The idea that there might be an authoritative corpus of knowledge which had to be transmitted to children was an anathema to the avant-guard. By the mid 1980's, the avant-guard had become the educational establishment. Their triumph was virtually complete.
Most public schools, for instance, taught reading through the “whole language” method, which encourages children to guess the meaning of words through context clues rather than to master the English phonetic code. In many schools, a teacher could no longer line up children’s desks in rows facing him; indeed, he found himself banished entirely from the front of the classroom, becoming a “guide on the side” instead of a “sage on the stage.” In my children’s elementary school, students in the early grades had no desks at all but instead sat in circles on a rug, hoping to re-create the “natural” environment that education progressives believed would facilitate learning. In the 1970s and 1980s, progressive education also absorbed the trendy new doctrines of multiculturalism, postmodernism (with its dogma that objective facts don’t exist), and social-justice teaching.
Hirsch began systematically to skewer these stupid ideas (which still dominate the New Zealand government education system to this day).
More powerfully than any previous critic, Hirsch showed how destructive these instructional approaches were. The idea that schools could starve children of factual knowledge, yet somehow encourage them to be “critical thinkers” and teach them to “learn how to learn,” defied common sense. But Hirsch also summoned irrefutable evidence from the hard sciences to eviscerate progressive-ed doctrines.
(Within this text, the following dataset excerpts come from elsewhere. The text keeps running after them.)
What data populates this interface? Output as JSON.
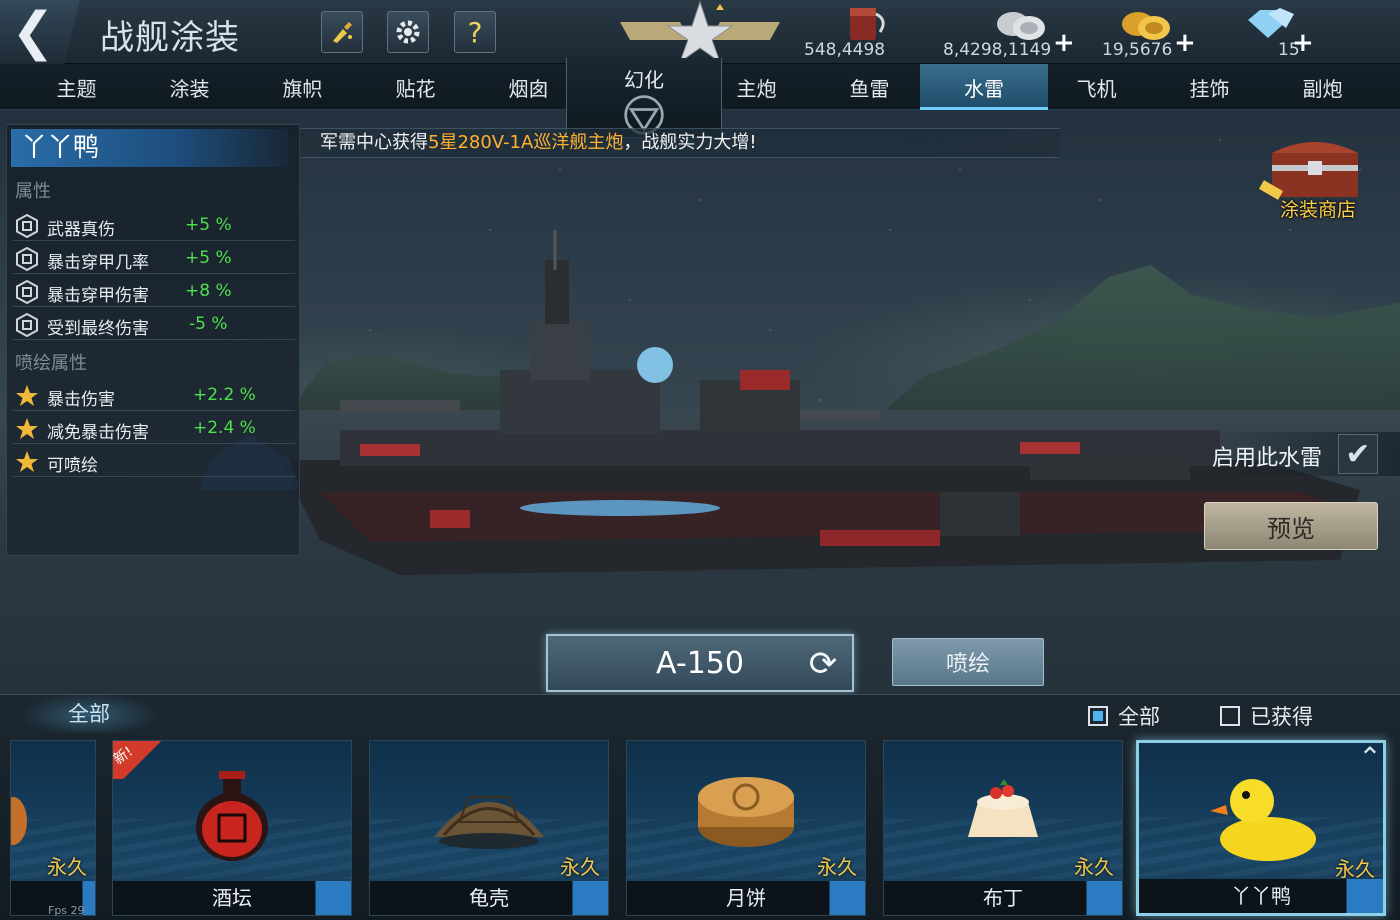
{
  "header": {
    "back_icon": "back-arrow-icon",
    "title": "战舰涂装",
    "buttons": [
      {
        "icon": "paint-brush-icon"
      },
      {
        "icon": "gear-icon"
      },
      {
        "icon": "help-icon",
        "label": "?"
      }
    ],
    "emblem_icon": "rank-star-emblem-icon",
    "resources": [
      {
        "icon": "paint-bucket-icon",
        "value": "548,4498",
        "has_plus": false
      },
      {
        "icon": "silver-coins-icon",
        "value": "8,4298,1149",
        "has_plus": true
      },
      {
        "icon": "gold-coins-icon",
        "value": "19,5676",
        "has_plus": true
      },
      {
        "icon": "diamond-icon",
        "value": "15",
        "has_plus": true
      }
    ],
    "plus_label": "+"
  },
  "tabs": {
    "left": [
      "主题",
      "涂装",
      "旗帜",
      "贴花",
      "烟囱"
    ],
    "center": "幻化",
    "right": [
      "主炮",
      "鱼雷",
      "水雷",
      "飞机",
      "挂饰",
      "副炮"
    ],
    "active": "水雷"
  },
  "banner": {
    "prefix": "军需中心获得",
    "highlight": "5星280V-1A巡洋舰主炮",
    "suffix": "，战舰实力大增!"
  },
  "left_panel": {
    "title": "丫丫鸭",
    "section_attributes": "属性",
    "attributes": [
      {
        "name": "武器真伤",
        "value": "+5 %"
      },
      {
        "name": "暴击穿甲几率",
        "value": "+5 %"
      },
      {
        "name": "暴击穿甲伤害",
        "value": "+8 %"
      },
      {
        "name": "受到最终伤害",
        "value": "-5 %"
      }
    ],
    "section_spray": "喷绘属性",
    "spray_attributes": [
      {
        "name": "暴击伤害",
        "value": "+2.2 %"
      },
      {
        "name": "减免暴击伤害",
        "value": "+2.4 %"
      },
      {
        "name": "可喷绘",
        "value": ""
      }
    ]
  },
  "right_controls": {
    "shop_label": "涂装商店",
    "enable_label": "启用此水雷",
    "enable_checked": true,
    "preview_label": "预览"
  },
  "center_controls": {
    "ship_name": "A-150",
    "spray_label": "喷绘"
  },
  "bottom": {
    "filter_tab": "全部",
    "filter_all_label": "全部",
    "filter_all_checked": true,
    "filter_owned_label": "已获得",
    "filter_owned_checked": false,
    "cards": [
      {
        "name": "",
        "duration": "永久",
        "icon": "partial-item-icon",
        "new": false
      },
      {
        "name": "酒坛",
        "duration": "永久",
        "icon": "wine-jar-icon",
        "new": true,
        "new_label": "新!"
      },
      {
        "name": "龟壳",
        "duration": "永久",
        "icon": "turtle-shell-icon",
        "new": false
      },
      {
        "name": "月饼",
        "duration": "永久",
        "icon": "mooncake-icon",
        "new": false
      },
      {
        "name": "布丁",
        "duration": "永久",
        "icon": "pudding-icon",
        "new": false
      },
      {
        "name": "丫丫鸭",
        "duration": "永久",
        "icon": "rubber-duck-icon",
        "new": false,
        "selected": true
      }
    ],
    "fps": "Fps 29"
  },
  "colors": {
    "accent_blue": "#2b7bc3",
    "positive_green": "#4ee04e",
    "gold": "#f2c64a",
    "banner_highlight": "#ffb12e"
  }
}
Hirsch had spent the better part of the decade since Cultural Literacy mastering the findings of neurobiology, cognitive psychology, and psycholinguistics on which teaching methods best promote student learning. The scientific consensus showed that schools could not raise student achievement by letting students construct their own knowledge. The pedagogy that mainstream scientific research supported, Hirsch showed, was direct instruction by knowledgeable teachers who knew how to transmit their knowledge to students—the very opposite of what the progressives promoted.

In 1993 the State of Massachusetts quixotically decided that it would follow Hirsch's advice and set knowledge based standards in its curricula for each school year. The result? Rapidly rising educational achievements by students in the Massachusetts school system.
In the new millennium, Massachusetts students have surged upward on the biennial National Assessment of Educational Progress (NAEP)—“the nation’s report card,” as education scholars call it. On the 2005 NAEP tests, Massachusetts ranked first in the nation in fourth- and eighth-grade reading and fourth- and eighth-grade math. It then repeated the feat in 2007. No state had ever scored first in both grades and both subjects in a single year—let alone for two consecutive test cycles. On another reliable test, the Trends in International Math and Science Studies, the state’s fourth-graders last year ranked second globally in science and third in math, while the eighth-graders tied for first in science and placed sixth in math. (States can volunteer, as Massachusetts did, to have their students compared with national averages.) The United States as a whole finished tenth.
It is a salutary achievement. But not unexpected. Strange things happen when you cast of the shackles of a spurious ideology and deal with the world as God has created and established it. Part of that establishment is accepting the superiority of adults (and their delegates, the teachers) over children and their consequent responsibility to teach and impart truth and knowledge to the next generation.